Minha última recomendação é Eu sou Malala, cujo subtítulo é A história da garota que defendeu o direito à educação e foi baleada pelo Talibã. Sua leitura permite conhecer não apenas a biografia de uma menina que se tornou um símbolo internacional da luta em prol da educação universal – em especial das mulheres – mas também a história recente do Paquistão, um país pouco conhecido pela esmagadora maioria dos brasileiros, e os graves problemas existentes naquela região que compreende também os vizinhos Afeganistão, Índia e Bangladesh.

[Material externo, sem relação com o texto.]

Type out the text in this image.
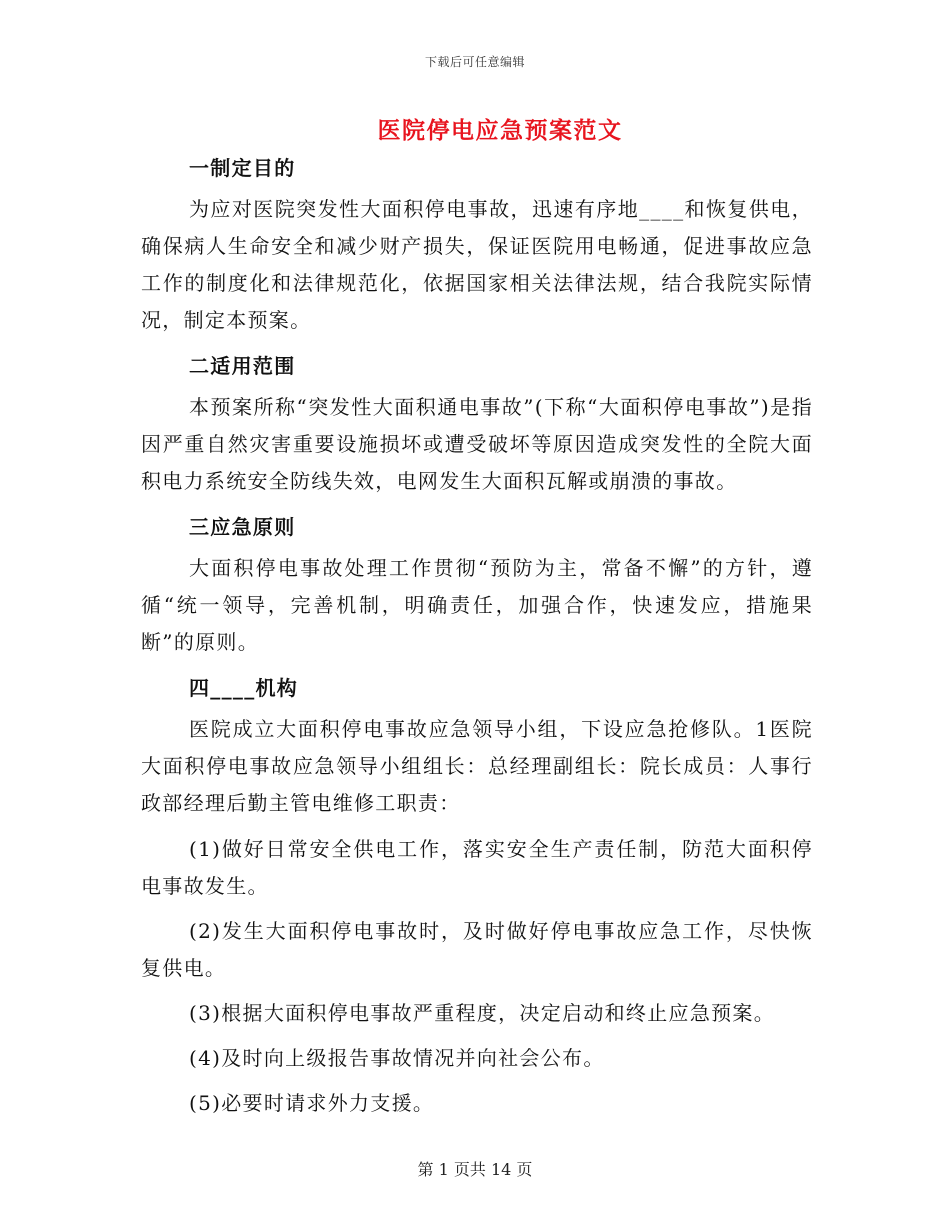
下载后可任意编辑
医院停电应急预案范文
一制定目的
为应对医院突发性大面积停电事故，迅速有序地____和恢复供电，确保病人生命安全和减少财产损失，保证医院用电畅通，促进事故应急工作的制度化和法律规范化，依据国家相关法律法规，结合我院实际情况，制定本预案。
二适用范围
本预案所称“突发性大面积通电事故”(下称“大面积停电事故”)是指因严重自然灾害重要设施损坏或遭受破坏等原因造成突发性的全院大面积电力系统安全防线失效，电网发生大面积瓦解或崩溃的事故。
三应急原则
大面积停电事故处理工作贯彻“预防为主，常备不懈”的方针，遵循“统一领导，完善机制，明确责任，加强合作，快速发应，措施果断”的原则。
四____机构
医院成立大面积停电事故应急领导小组，下设应急抢修队。1医院大面积停电事故应急领导小组组长：总经理副组长：院长成员：人事行政部经理后勤主管电维修工职责：
(1)做好日常安全供电工作，落实安全生产责任制，防范大面积停电事故发生。
(2)发生大面积停电事故时，及时做好停电事故应急工作，尽快恢复供电。
(3)根据大面积停电事故严重程度，决定启动和终止应急预案。
(4)及时向上级报告事故情况并向社会公布。
(5)必要时请求外力支援。
第 1 页共 14 页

Num mundo cada vez mais marcado pelo processo de globalização, ter algum conhecimento do que ocorre em regiões que podem nos parecer remotas significa a possibilidade de entender determinados acontecimentos que decorrem de realidades e culturas muito diferentes daquelas predominantes no mundo ocidental. Essas são algumas das coisas que se podem obter ao longo das cinco partes em que o livro está dividido, bem como de três de seus relevantes complementos: o Glossário, com a explicação de expressões paquistanesas que aparecem ao longo do livro; os Acontecimentos importantes no Paquistão e no Swat, com a síntese dos acontecimentos narrados no livro; e, por fim, Sobre o Fundo Malala, criado com a aspiração “de investir esforços para dar poder às comunidades locais, no sentido de que elas desenvolvam soluções inovadoras, construídas a partir das abordagens tradicionais, e que forneçam não apenas alfabetização básica, mas ferramentas, ideias e redes que possam ajudar as meninas a encontrar suas vozes e criar uma comunidade melhor”.

Com estas recomendações, desejo a todos os amigos internautas um excelente ano de 2014!!!

Iscas para ir mais fundo no assunto 

Referências bibliográficas 

GUEDES, Odilon. Orçamento público e cidadania. São Paulo: Editora Livraria da Física, 2012.

STIGLITZ, Joseph. El precio de la desigualdad. Bogotá: Taurus, 2012.

 

YOUZAFSAI, Malala com LAMB, Christina. Eu sou Malala. Tradução de Caroline Chang, Denise Bottmann, George Schlesinger e Luciano Vieira Machado. São Paulo: Companhia das Letras, 2013.